DICArt: Advancing Category-level Articulated Object Pose Estimation in Discrete State-Spaces
Abstract
Articulated object pose estimation is a core task in embodied AI and computer vision. Existing methods typically regress poses in a continuous space, but often struggle with 1) navigating a large, complex search space and 2) failing to incorporate intrinsic kinematic constraints. In this paper, we introduce DICArt (DIsCrete Diffusion for Articulated Object Pose Estimation), a novel framework that formulates pose estimation as a conditional discrete diffusion process.
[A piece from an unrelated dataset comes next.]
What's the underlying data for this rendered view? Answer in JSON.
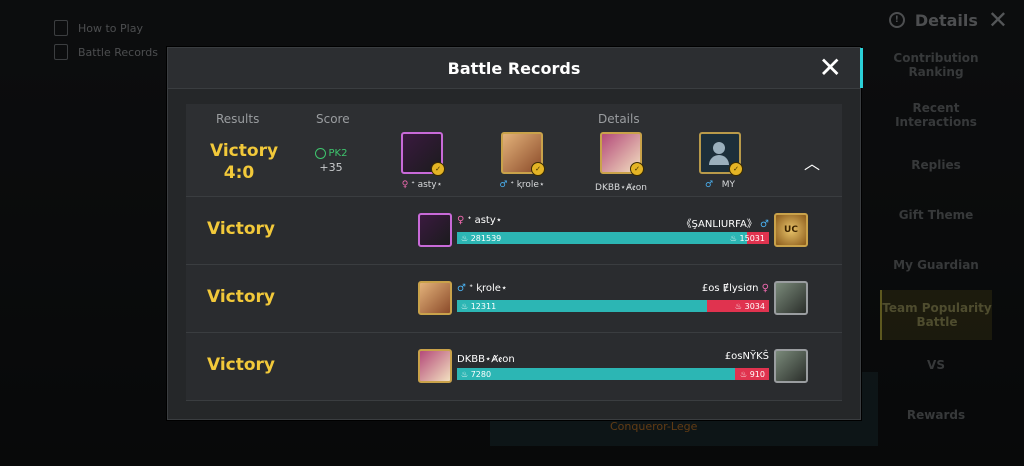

Instead of operating in a continuous domain, DICArt progressively denoises a noisy pose representation through a learned reverse diffusion procedure to recover the ground-truth pose.To improve modeling fidelity, we propose a flexible flow decider that dynamically determines whether each token should be denoised or reset, effectively balancing the real and noise distributions during diffusion. Additionally, we incorporate a hierarchical kinematic coupling strategy, estimating the pose of each rigid part hierarchically to respect the object's kinematic structure.We validate DICArt on both synthetic and real-world datasets with multi-hinged articulated objects. Experimental results demonstrate its superior performance and robustness over state-of-the-art baselines. By integrating discrete generative modeling with structural priors, DICArt offers a new paradigm for reliable category-level 6D pose estimation in complex environments. Codewill be publicly available upon acceptance.